34. The keeping of vouchers supporting transactions with independent concerns is as important for internal audit as it is for verification by tax authorities. This is the accepted practice of business concerns. The failure of a branch to produce vouchers for certain transactions should be viewed in the same light as a similar failure on the part of an independent concern.

35. Obtaining satisfactory vouchers for intra-company transactions is more difficult. Intra-company charges may be either direct or apportioned. Direct charges include such items as materials, merchandise or supplies transferred, or specific services rendered. Apportioned charges consist of expenses which are incurred for the benefit of two or more branches or divisions of a business and must, therefore, be apportioned among them. Direct charges should be billed in the same way as similar charges would be billed to an outside concern. The pricing of such inter-branch transfers of goods and services will be one of the principal objects of this study, but routine accounting requirements will be met if the price basis is clearly indicated.

36. Since it is very difficult to secure satisfactory evidence in support of apportioned charges, it is desirable, both for the sake of accuracy and for ease of verification, that direct charging should be used wherever possible. Some expenses which must be apportioned will, however, always remain. Since branch books offer no possible means for the independent verification of such charges, it is essential that they be fully explained and that the method of apportionment be clearly indicated. Tax authorities could obtain greater assurance as to the accuracy and the propriety of inter-branch transactions and the reasonableness of apportionments by requiring or accepting the certified statements of recognised firms of public accountants in doubtful cases.

37. The four requirements already given have been stated from the point of view of outlying branches, but most of them will apply to the home office or real centre of management which may be looked upon simply as a central branch. The home office, of course, must keep a complete set of accounts, including the branch current accounts. It should likewise keep a complete file of vouchers, letters, or other documents to support all transactions with branches and with independent concerns. There will also be the same need for explaining the basis and nature of all intra-company and inter-company transactions by which profits might conceivably be diverted to foreign branches or subsidiaries.

38. Trial balances of all branches will be periodically prepared and converted into the currency of the home country in order that consolidated statements may be prepared for the entire enterprise. In computing the amount of income taxable at the home office, these figures for foreign branches are of vital importance. On the return for the home office, the tax authorities may require consolidated figures for the entire enterprise and permit the deduction of income allocated to foreign branches, or they may require figures for domestic business only on the return proper. In any event, an analysis of the results of branch operations will be necessary in order to prevent the diversion of profits. Tax auditors in the country in which the home office is located will naturally find more complete information than is available at branches, but they will, nevertheless, have some difficulty in verifying foreign items. Certified statements prepared by accountants who have audited branch books should be of assistance here. Such statements are commonly obtained in preparing annual reports for the stockholders and there would seem to be no reason why they should not be used also for tax purposes.

FOREIGN EXCHANGE.

39. The fact that the accounts of branches of international enterprises must be kept in different currencies raises a number of exchange difficulties. Accounting procedures have been worked out to care for ordinary differences which appear when the exchanges are relatively stable, but there seems to be no generally used procedure by which the problems arising out of the violent exchange fluctuations of the post-war period can be adequately handled.
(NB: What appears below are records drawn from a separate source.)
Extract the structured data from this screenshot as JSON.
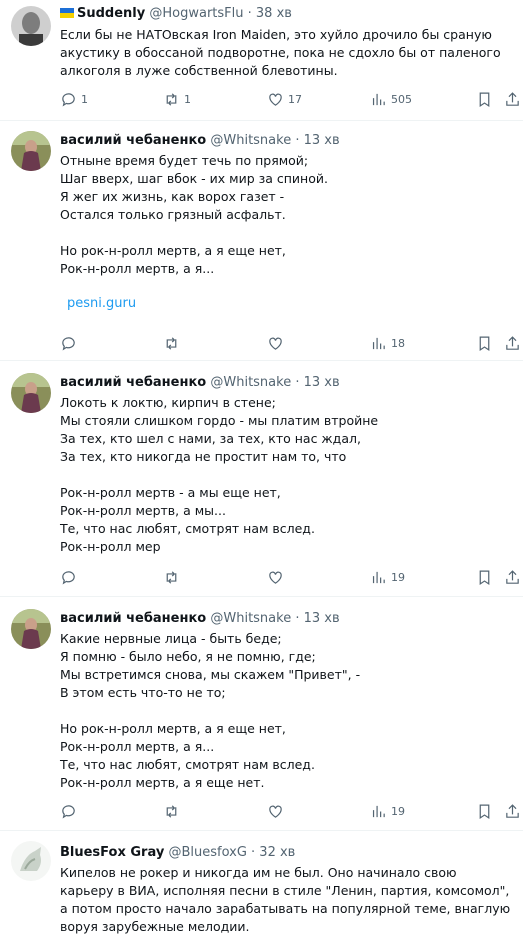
{
  "tweets": [
    {
      "name": "Suddenly",
      "handle": "@HogwartsFlu",
      "time": "· 38 хв",
      "lines": [
        "Если бы не НАТОвская Iron Maiden, это хуйло дрочило бы сраную акустику в обоссаной подворотне, пока не сдохло бы от паленого алкоголя в луже собственной блевотины."
      ],
      "replies": "1",
      "retweets": "1",
      "likes": "17",
      "views": "505"
    },
    {
      "name": "василий чебаненко",
      "handle": "@Whitsnake",
      "time": "· 13 хв",
      "lines": [
        "Отныне время будет течь по прямой;",
        "Шаг вверх, шаг вбок - их мир за спиной.",
        "Я жег их жизнь, как ворох газет -",
        "Остался только грязный асфальт.",
        "",
        "Но рок-н-ролл мертв, а я еще нет,",
        "Рок-н-ролл мертв, а я..."
      ],
      "link": "pesni.guru",
      "replies": "",
      "retweets": "",
      "likes": "",
      "views": "18"
    },
    {
      "name": "василий чебаненко",
      "handle": "@Whitsnake",
      "time": "· 13 хв",
      "lines": [
        "Локоть к локтю, кирпич в стене;",
        "Мы стояли слишком гордо - мы платим втройне",
        "За тех, кто шел с нами, за тех, кто нас ждал,",
        "За тех, кто никогда не простит нам то, что",
        "",
        "Рок-н-ролл мертв - а мы еще нет,",
        "Рок-н-ролл мертв, а мы...",
        "Те, что нас любят, смотрят нам вслед.",
        "Рок-н-ролл мер"
      ],
      "replies": "",
      "retweets": "",
      "likes": "",
      "views": "19"
    },
    {
      "name": "василий чебаненко",
      "handle": "@Whitsnake",
      "time": "· 13 хв",
      "lines": [
        "Какие нервные лица - быть беде;",
        "Я помню - было небо, я не помню, где;",
        "Мы встретимся снова, мы скажем \"Привет\", -",
        "В этом есть что-то не то;",
        "",
        "Но рок-н-ролл мертв, а я еще нет,",
        "Рок-н-ролл мертв, а я...",
        "Те, что нас любят, смотрят нам вслед.",
        "Рок-н-ролл мертв, а я еще нет."
      ],
      "replies": "",
      "retweets": "",
      "likes": "",
      "views": "19"
    },
    {
      "name": "BluesFox Gray",
      "handle": "@BluesfoxG",
      "time": "· 32 хв",
      "lines": [
        "Кипелов не рокер и никогда им не был. Оно начинало свою карьеру в ВИА, исполняя песни в стиле \"Ленин, партия, комсомол\", а потом просто начало зарабатывать на популярной теме, внаглую воруя зарубежные мелодии."
      ]
    }
  ],
  "colors": {
    "text": "#0f1419",
    "muted": "#536471",
    "link": "#1d9bf0",
    "divider": "#eff3f4"
  }
}
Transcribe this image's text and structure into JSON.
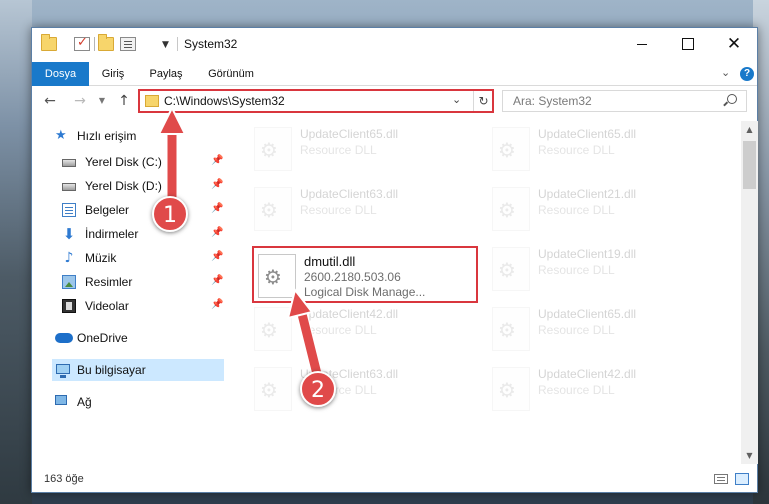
{
  "window": {
    "title": "System32"
  },
  "ribbon": {
    "tabs": [
      "Dosya",
      "Giriş",
      "Paylaş",
      "Görünüm"
    ],
    "help": "?"
  },
  "address": {
    "path": "C:\\Windows\\System32",
    "search_placeholder": "Ara: System32"
  },
  "sidebar": {
    "quick_access": "Hızlı erişim",
    "items": [
      {
        "label": "Yerel Disk (C:)",
        "icon": "disk-icon",
        "pinned": true
      },
      {
        "label": "Yerel Disk (D:)",
        "icon": "disk-icon",
        "pinned": true
      },
      {
        "label": "Belgeler",
        "icon": "documents-icon",
        "pinned": true
      },
      {
        "label": "İndirmeler",
        "icon": "downloads-icon",
        "pinned": true
      },
      {
        "label": "Müzik",
        "icon": "music-icon",
        "pinned": true
      },
      {
        "label": "Resimler",
        "icon": "pictures-icon",
        "pinned": true
      },
      {
        "label": "Videolar",
        "icon": "videos-icon",
        "pinned": true
      }
    ],
    "onedrive": "OneDrive",
    "this_pc": "Bu bilgisayar",
    "network": "Ağ"
  },
  "files": [
    {
      "name": "UpdateClient65.dll",
      "type": "Resource DLL",
      "faded": true
    },
    {
      "name": "UpdateClient65.dll",
      "type": "Resource DLL",
      "faded": true
    },
    {
      "name": "UpdateClient63.dll",
      "type": "Resource DLL",
      "faded": true
    },
    {
      "name": "UpdateClient21.dll",
      "type": "Resource DLL",
      "faded": true
    },
    {
      "name": "dmutil.dll",
      "version": "2600.2180.503.06",
      "description": "Logical Disk Manage...",
      "faded": false
    },
    {
      "name": "UpdateClient19.dll",
      "type": "Resource DLL",
      "faded": true
    },
    {
      "name": "UpdateClient42.dll",
      "type": "Resource DLL",
      "faded": true
    },
    {
      "name": "UpdateClient65.dll",
      "type": "Resource DLL",
      "faded": true
    },
    {
      "name": "UpdateClient63.dll",
      "type": "Resource DLL",
      "faded": true
    },
    {
      "name": "UpdateClient42.dll",
      "type": "Resource DLL",
      "faded": true
    }
  ],
  "status": {
    "item_count": "163 öğe"
  },
  "annotations": {
    "step1": "1",
    "step2": "2",
    "color": "#e04a4a"
  }
}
40. When goods are transferred between two independent concerns in different countries, the terms of sale require payment in one currency or the other, or on occasion in the currency of a third country. If payment is to be made in the currency of the exporting country, the importer assumes the risk of exchange fluctuations between the actual date of the invoice and the date of payment. If the contract, however, specifies payment in the currency of the importing country, the risk of exchange fluctuations falls on the exporter. When the currency of a third country is specified, both importer and exporter incur risks on exchange. Either party may eliminate his risk by the purchase or sale of the required amount of exchange, but, in all transactions between independents, the responsibility for exchange differences is definitely placed. If an importer or exporter does not hedge his commitments, an account for profit or loss on exchange will appear on the books and the amounts recorded therein will represent real speculative gains or losses.
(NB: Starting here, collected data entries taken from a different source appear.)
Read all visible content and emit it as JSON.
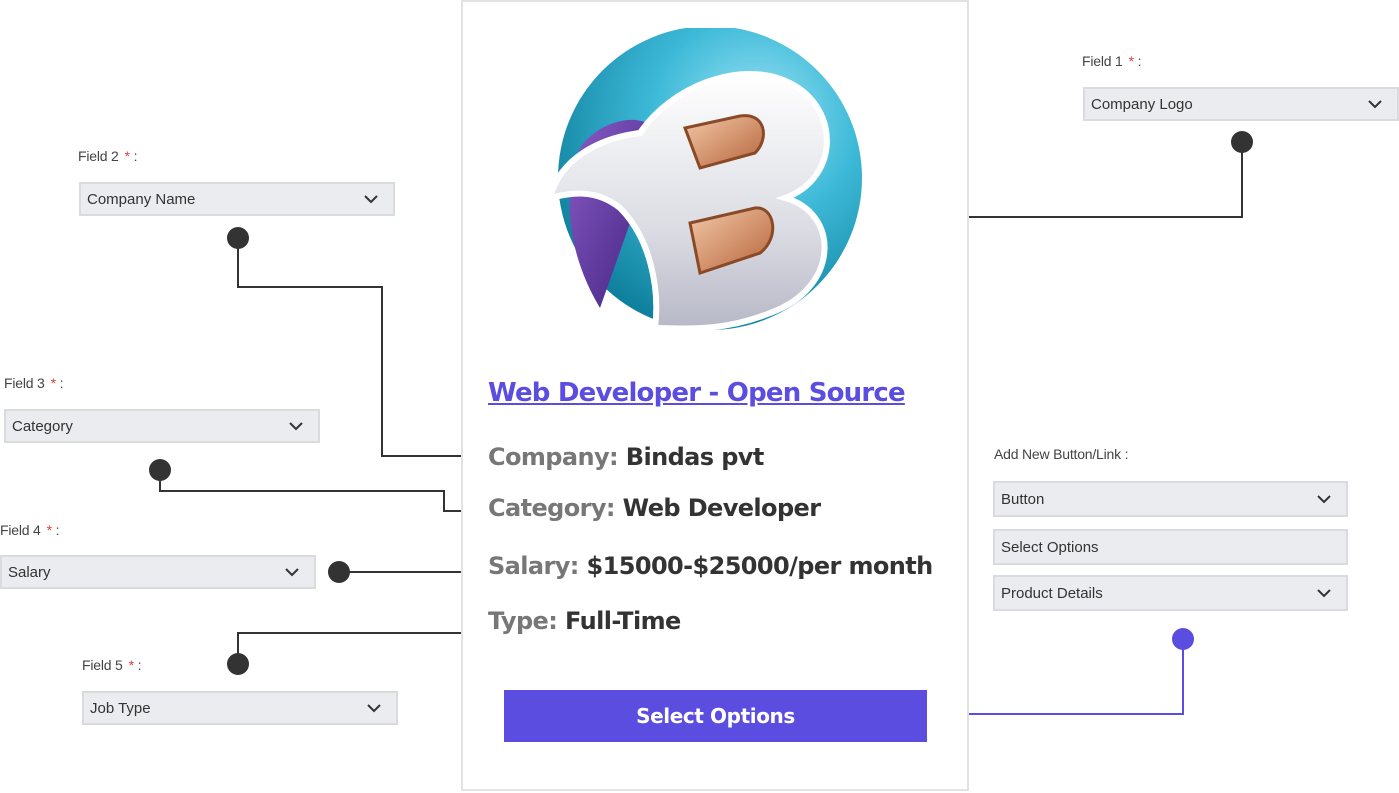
{
  "job": {
    "title": "Web Developer - Open Source",
    "company_key": "Company:",
    "company_value": "Bindas pvt",
    "category_key": "Category:",
    "category_value": "Web Developer",
    "salary_key": "Salary:",
    "salary_value": "$15000-$25000/per month",
    "type_key": "Type:",
    "type_value": "Full-Time",
    "cta_label": "Select Options"
  },
  "logo": {
    "letter": "B"
  },
  "fields": {
    "field1": {
      "label": "Field 1",
      "required": "*",
      "sep": ":",
      "value": "Company Logo"
    },
    "field2": {
      "label": "Field 2",
      "required": "*",
      "sep": ":",
      "value": "Company Name"
    },
    "field3": {
      "label": "Field 3",
      "required": "*",
      "sep": ":",
      "value": "Category"
    },
    "field4": {
      "label": "Field 4",
      "required": "*",
      "sep": ":",
      "value": "Salary"
    },
    "field5": {
      "label": "Field 5",
      "required": "*",
      "sep": ":",
      "value": "Job Type"
    }
  },
  "add_button": {
    "label": "Add New Button/Link :",
    "type_value": "Button",
    "text_value": "Select Options",
    "link_value": "Product Details"
  },
  "colors": {
    "accent": "#5b4de0",
    "connector": "#333333",
    "required": "#e23b3b"
  }
}
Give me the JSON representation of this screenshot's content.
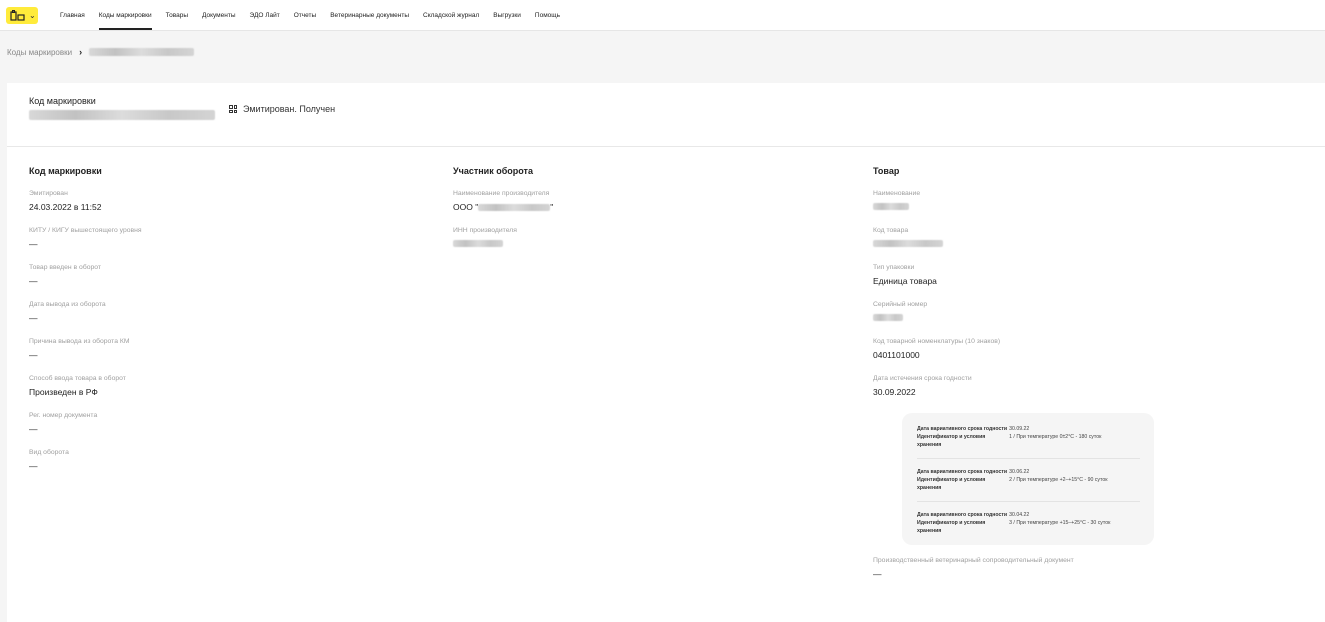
{
  "nav": {
    "items": [
      {
        "label": "Главная"
      },
      {
        "label": "Коды маркировки"
      },
      {
        "label": "Товары"
      },
      {
        "label": "Документы"
      },
      {
        "label": "ЭДО Лайт"
      },
      {
        "label": "Отчеты"
      },
      {
        "label": "Ветеринарные документы"
      },
      {
        "label": "Складской журнал"
      },
      {
        "label": "Выгрузки"
      },
      {
        "label": "Помощь"
      }
    ],
    "active_index": 1
  },
  "breadcrumb": {
    "root": "Коды маркировки",
    "separator": "›"
  },
  "header": {
    "code_label": "Код маркировки",
    "status": "Эмитирован. Получен"
  },
  "col1": {
    "title": "Код маркировки",
    "fields": [
      {
        "label": "Эмитирован",
        "value": "24.03.2022 в 11:52"
      },
      {
        "label": "КИТУ / КИГУ вышестоящего уровня",
        "value": "—"
      },
      {
        "label": "Товар введен в оборот",
        "value": "—"
      },
      {
        "label": "Дата вывода из оборота",
        "value": "—"
      },
      {
        "label": "Причина вывода из оборота КМ",
        "value": "—"
      },
      {
        "label": "Способ ввода товара в оборот",
        "value": "Произведен в РФ"
      },
      {
        "label": "Рег. номер документа",
        "value": "—"
      },
      {
        "label": "Вид оборота",
        "value": "—"
      }
    ]
  },
  "col2": {
    "title": "Участник оборота",
    "fields": [
      {
        "label": "Наименование производителя",
        "value_prefix": "ООО \"",
        "value_suffix": "\""
      },
      {
        "label": "ИНН производителя"
      }
    ]
  },
  "col3": {
    "title": "Товар",
    "fields": [
      {
        "label": "Наименование"
      },
      {
        "label": "Код товара"
      },
      {
        "label": "Тип упаковки",
        "value": "Единица товара"
      },
      {
        "label": "Серийный номер"
      },
      {
        "label": "Код товарной номенклатуры (10 знаков)",
        "value": "0401101000"
      },
      {
        "label": "Дата истечения срока годности",
        "value": "30.09.2022"
      }
    ],
    "variants": [
      {
        "date_label": "Дата вариативного срока годности",
        "date": "30.09.22",
        "cond_label": "Идентификатор и условия хранения",
        "cond": "1 / При температуре 0±2°С - 180 суток"
      },
      {
        "date_label": "Дата вариативного срока годности",
        "date": "30.06.22",
        "cond_label": "Идентификатор и условия хранения",
        "cond": "2 / При температуре +2–+15°С - 90 суток"
      },
      {
        "date_label": "Дата вариативного срока годности",
        "date": "30.04.22",
        "cond_label": "Идентификатор и условия хранения",
        "cond": "3 / При температуре +15–+25°С - 30 суток"
      }
    ],
    "vet_doc": {
      "label": "Производственный ветеринарный сопроводительный документ",
      "value": "—"
    }
  },
  "colors": {
    "logo_bg": "#ffeb3b",
    "page_bg": "#f5f5f5",
    "panel_bg": "#ffffff",
    "label": "#a0a0a0"
  }
}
41. If subsidiary companies are treated as wholly autonomous units, gains and losses on exchange will be determined just as they are between independent concerns. A further adjustment for exchange differences will, of course, be necessary if consolidated statements are prepared, or if the investment in subsidiaries is adjusted to compensate for exchange variations. In branch accounting, however, transactions involving foreign exchange are not as a rule handled in the same way as transactions between independents. The practice seems to be for the exporting branch, usually the home office, to record each transaction in its own currency and to keep a memorandum of the amount, expressed in the currency of the importing branch. The importing branch, in the same manner, records the transaction in terms of its own currency, and may keep a memorandum record of the amount in terms of the other currency. Since this procedure applies both to shipments of goods and to remittances, there is no fixing of responsibility for exchange fluctuations. At the end of each accounting period, the trial balances of all foreign branches are converted into the currency of the country in which the home office is located. Since different rates are used in converting the several items of a branch trial balance, a difference which is supposed to represent the gain or loss on exchange will appear. If the debits exceed the credits after conversion, the difference is called a profit on exchange; if credits exceed debits, however, the difference is recorded as a loss. The gain or loss so determined may be entered in the general profit and loss account of the company; it may be added to or subtracted from the reported profit or loss of the branch; or it may be transferred to a reserve for exchange fluctuations and not treated as a profit or loss at all. Methods of accounting for exchange operations are discussed in detail in Appendix A.